An EU passport is definitely better, and definitely harder to lose (it's exceedingly rare that folks get stripped of their citizenship). But the clear aim of the EU is that TCNs (Third Country Nationals like you and me) who are long term residents of the EU (more than 5 years, like you and me) should enjoy stronger legal protections of their residence status, and enjoy EU-wide mobility in a similar way to EU passport holders. The wrinkle is that individual EU members have implemented (or not implemented) this in different ways, leading to confusion, and different treatment of TCNs depending on which EU country they first moved to. So the EU is currently doing a "recast" of the Directive on TCNs in order to harmonize across the EU, and make the EU LT more widely available.
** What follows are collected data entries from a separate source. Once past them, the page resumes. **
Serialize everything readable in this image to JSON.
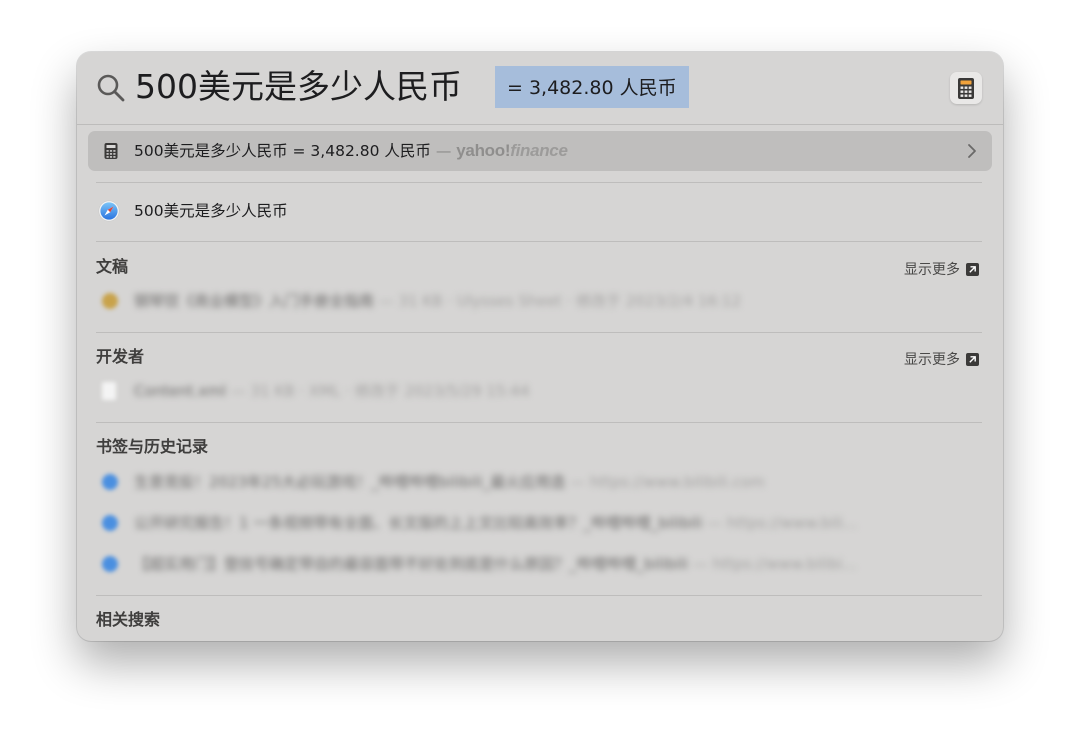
{
  "search": {
    "query": "500美元是多少人民币",
    "completion": "= 3,482.80 人民币"
  },
  "top_hit": {
    "text": "500美元是多少人民币 = 3,482.80 人民币",
    "separator": "—",
    "source_brand_main": "yahoo!",
    "source_brand_sub": "finance",
    "icon": "calculator-icon"
  },
  "web_suggestion": {
    "text": "500美元是多少人民币",
    "icon": "safari-compass-icon"
  },
  "sections": {
    "documents": {
      "title": "文稿",
      "show_more": "显示更多",
      "items": [
        {
          "title": "钢琴钗《商业模型》入门手册全指南",
          "meta": "— 31 KB · Ulysses Sheet · 修改于 2023/2/4 16:12"
        }
      ]
    },
    "developer": {
      "title": "开发者",
      "show_more": "显示更多",
      "items": [
        {
          "title": "Content.xml",
          "meta": "— 31 KB · XML · 修改于 2023/5/29 15:44"
        }
      ]
    },
    "bookmarks": {
      "title": "书签与历史记录",
      "items": [
        {
          "title": "生意竞投！2023年25大必玩游戏！_哔哩哔哩bilibili_最火应用造",
          "meta": "— https://www.bilibili.com"
        },
        {
          "title": "公开研究报告！1 一条视频带有全面、长文版的上上文比较高效率？_哔哩哔哩_bilibili",
          "meta": "— https://www.bili..."
        },
        {
          "title": "【超实用门】登技号确定带自的最容面带不好处到底是什么原因？_哔哩哔哩_bilibili",
          "meta": "— https://www.bilibi..."
        }
      ]
    },
    "related": {
      "title": "相关搜索"
    }
  },
  "colors": {
    "panel_bg": "#d6d5d4",
    "selected_row": "#bfbebd",
    "completion_highlight": "#a6bddb"
  }
}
https://home-affairs.ec.europa.eu/proposal-directive-european-parliament-and-council-status-third-country-nationals-long-term_en

@Chihieu Le


It's good to maintain your legal status in Spain for 5 years, and then change your status. Good luck doing this. As you didn't get it yet, I recommend you investigate the difference between the PR and EU LT (as in my other post). I would suggest the EU LT is preferable, as it allows you to move more easily to another EU country. But you need to check the presence rules, the EU LT requires more days in Spain (during your first 5 years) than the PR.


It's also good to check the absence rules to avoid losing it, once you have it.


The EU LT rules are in the relevant EU Directive:

https://eur-lex.europa.eu/legal-content/EN/TXT/PDF/?uri=CELEX:02003L0109-20110520&qid=1472219910415&from=EN


Which says:


"Article 9

Withdrawal or loss of status

1. Long-term residents shall no longer be entitled to maintain long- term resident status in the following cases:

(a) detection of fraudulent acquisition of long-term resident status;

(b) adoption of an expulsion measure under the conditions provided for in Article 12;

(c) in the event of absence from the territory of the Community for a period of 12 consecutive months.

2. By way of derogation from paragraph 1(c), Member States may provide that absences exceeding 12 consecutive months or for specific

or exceptional reasons shall not entail withdrawal or loss of status."


Visiting once a year for a few weeks will ensure that you are not absent for 12 consecutive months, and doesn't seem like a major imposition, especially as you plan to return to live in Spain in the future.


I don't know if the PR absence rule is the same, but I'd guess it was.

@Chihieu Le


Some helpful pages from an immigration lawyer:


https://balcellsgroup.com/permanent-residency-in-spain/


https://balcellsgroup.com/long-run-vs-eu-long-run-residency-in-spain/

If you are not a citizen of an EU country, then you will lose your permanent residence if you are absent from Spain for more than two years.


If you are a citizen of an EU country, then you will lose your permanent residence if you are absent from Spain for more than five years.